04-23-2010, 07:55 PM #1
MN - Man allegedly encouraged people to commit suicide via the web for the thrill
A former Minnesota nurse who told police he went on the Internet and encouraged dozens of depressed people to kill themselves for the "thrill of the chase" was charged Friday with helping a Canadian woman and a British man commit suicide, authorities said.
The Canadian woman was an 18 year old university student.
04-24-2010, 12:52 AM #2
Since he was a nurse, I'm very suspicous of what he may have done with patients also.
VBBoyfriends and girlfriends are not Babysitters.

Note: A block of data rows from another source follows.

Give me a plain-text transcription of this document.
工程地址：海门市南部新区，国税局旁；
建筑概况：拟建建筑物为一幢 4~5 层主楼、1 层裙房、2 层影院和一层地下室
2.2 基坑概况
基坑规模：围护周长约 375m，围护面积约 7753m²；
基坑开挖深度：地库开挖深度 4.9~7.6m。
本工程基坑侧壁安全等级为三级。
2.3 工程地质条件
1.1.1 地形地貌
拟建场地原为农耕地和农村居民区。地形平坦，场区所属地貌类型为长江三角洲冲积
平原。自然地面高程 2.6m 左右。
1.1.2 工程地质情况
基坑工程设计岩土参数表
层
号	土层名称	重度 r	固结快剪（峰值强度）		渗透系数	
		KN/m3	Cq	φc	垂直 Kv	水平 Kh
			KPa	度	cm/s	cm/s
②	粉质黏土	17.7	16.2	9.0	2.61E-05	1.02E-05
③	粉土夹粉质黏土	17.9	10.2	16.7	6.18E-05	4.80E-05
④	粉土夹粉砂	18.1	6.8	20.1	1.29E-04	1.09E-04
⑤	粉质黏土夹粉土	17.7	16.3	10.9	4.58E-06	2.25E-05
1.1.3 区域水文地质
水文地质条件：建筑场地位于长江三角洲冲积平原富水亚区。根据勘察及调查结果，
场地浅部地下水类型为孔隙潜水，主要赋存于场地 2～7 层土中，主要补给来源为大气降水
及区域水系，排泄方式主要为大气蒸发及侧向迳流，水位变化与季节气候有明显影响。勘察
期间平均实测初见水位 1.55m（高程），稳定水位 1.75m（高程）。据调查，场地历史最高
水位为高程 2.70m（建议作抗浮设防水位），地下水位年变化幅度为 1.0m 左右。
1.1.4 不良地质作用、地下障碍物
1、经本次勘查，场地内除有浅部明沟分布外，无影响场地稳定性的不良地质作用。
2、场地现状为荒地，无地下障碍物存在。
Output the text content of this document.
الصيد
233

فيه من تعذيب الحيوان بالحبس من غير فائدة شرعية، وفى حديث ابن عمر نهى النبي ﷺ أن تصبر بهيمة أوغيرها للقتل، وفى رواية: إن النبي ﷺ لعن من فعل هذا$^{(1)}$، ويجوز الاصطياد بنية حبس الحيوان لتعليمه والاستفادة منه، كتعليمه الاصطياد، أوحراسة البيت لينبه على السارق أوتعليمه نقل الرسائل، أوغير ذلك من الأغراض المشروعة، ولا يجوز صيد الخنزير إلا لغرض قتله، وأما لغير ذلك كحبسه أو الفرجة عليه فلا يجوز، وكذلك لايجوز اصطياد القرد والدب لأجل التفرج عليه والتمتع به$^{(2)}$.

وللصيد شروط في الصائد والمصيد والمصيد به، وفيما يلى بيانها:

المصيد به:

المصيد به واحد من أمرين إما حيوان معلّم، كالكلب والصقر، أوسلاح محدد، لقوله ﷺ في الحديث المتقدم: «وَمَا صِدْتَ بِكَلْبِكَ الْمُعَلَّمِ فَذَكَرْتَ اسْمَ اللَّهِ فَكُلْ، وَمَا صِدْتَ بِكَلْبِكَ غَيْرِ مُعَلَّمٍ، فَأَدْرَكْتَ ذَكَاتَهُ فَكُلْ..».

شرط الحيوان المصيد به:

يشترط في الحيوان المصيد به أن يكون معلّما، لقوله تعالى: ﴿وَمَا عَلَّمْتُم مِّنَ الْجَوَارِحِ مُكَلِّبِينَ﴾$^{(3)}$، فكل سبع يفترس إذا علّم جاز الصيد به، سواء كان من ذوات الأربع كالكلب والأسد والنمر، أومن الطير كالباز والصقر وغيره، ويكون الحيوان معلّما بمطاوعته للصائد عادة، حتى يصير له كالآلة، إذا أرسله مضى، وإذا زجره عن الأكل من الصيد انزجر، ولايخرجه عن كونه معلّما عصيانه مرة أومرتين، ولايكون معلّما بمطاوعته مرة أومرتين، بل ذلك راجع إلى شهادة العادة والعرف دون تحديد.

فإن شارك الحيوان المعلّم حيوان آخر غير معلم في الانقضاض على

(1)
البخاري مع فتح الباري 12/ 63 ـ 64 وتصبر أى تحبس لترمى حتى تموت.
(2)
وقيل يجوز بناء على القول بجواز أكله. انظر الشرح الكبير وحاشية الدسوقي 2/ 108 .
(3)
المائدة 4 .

Just because you want to be with somebody does not mean they will take care of your children.
04-24-2010, 01:37 AM #3
on the "difficult to charge b/c freedom of speech"...well...do nurses take the hippocratic oath? not sure. but i think he is somehow abusing his medical profession and i think, imo, that is grounds for prosecution. you are not given liscense for this type of advisement...
04-24-2010, 06:24 AM #4
So nice that this POS has moved on with his life "and that's it". What a crock. I just can't get into the mindset of someone who would find encouraging people to kill themselves "a thrill". And, I'm sorry, but did you see his picture? What a pissant.
04-24-2010, 01:45 PM #5
04-24-2010, 01:46 PM #6
04-25-2010, 11:40 AM #7If there is anything worse than the sandwiches, it is the sausages which sit next to them. Joyless tubes, full of gristle, floating in a sea of something hot and sad, stuck with a plastic pin in the shape of a chef’s hat: A memorial, one feels, for some chef who hated the world, and died, forgotten and alone among his cats on a back stair in Stepney. – Douglas Adams
01-29-2016, 05:02 PM #8
A judge found there was significant evidence William Melchert-Dinkel assisted depressed Mark Drybrough in his July 2005 death in Coventry even though he had not provided physical assistance.
He was first convicted three years ago, but the Minnesota Supreme Court threw out the convictions earlier this year after ruling that parts of state law making it a crime to encourage or advise a suicide were unconstitutional.
Minneapolis Judge Thomas Neuville also found the 52-year-old had tried to help 18-year-old Canadian Nadia Kajouji, with a suicide, though his instruction on how to hang herself was not a direct cause of her 2008 death.
01-29-2016, 05:06 PM #9
William Melchert-Dinkel, 52, was sentenced to three years in prison in the deaths of an English man and a Canadian woman, but he won’t have to serve the prison term if he complies with conditions of his probation that include the jail time. Melchert-Dinkel must report to jail on Oct. 24.
“I am sorry ... for my actions and what I have done,” Melchert-Dinkel said in court before he was sentenced. “I have repented.
...he posed as a female nurse, feigned compassion and offered step-by-step instructions on how they could kill themselves. Court records show Melchert-Dinkel told police he did it for the “thrill of the chase.”
01-29-2016, 05:12 PM #10
William Melchert-Dinkel of Faribault had to serve nearly six months in jail as part of a sentence handed down in October.
KARE-TV, an NBC station in Minneapolis, reports that Melchert-Dinkel was released from Rice County Jail on Wednesday. He got out early because of time already served.
William Melchert-Dinkel, suicide fetishist encouraging-suicides.jpg
01-29-2016, 05:19 PM #11
An appeals court on Monday affirmed the conviction of a Minnesota man for assisting the suicide of a British man, but reversed his conviction for attempting to assist a Canadian woman’s suicide...
It said there wasn’t enough evidence to convict the ex-nurse of the lesser offense of attempting to assist the 2008 suicide of Nadia Kajouji, 18, of Brampton, Ontario...
The case has been the subject of a long legal fight that narrowed Minnesota’s law against assisting suicides. The Minnesota Supreme Court reversed Melchert-Dinkel’s original convictions last year. The justices declared that a state law banning someone from “encouraging” or “advising” suicide was unconstitutional, but upheld part of the law making it a crime to “assist” in a suicide.
Melchert-Dinkel’s attorney, Terry Watkins, said they plan yet another appeal to the state Supreme Court.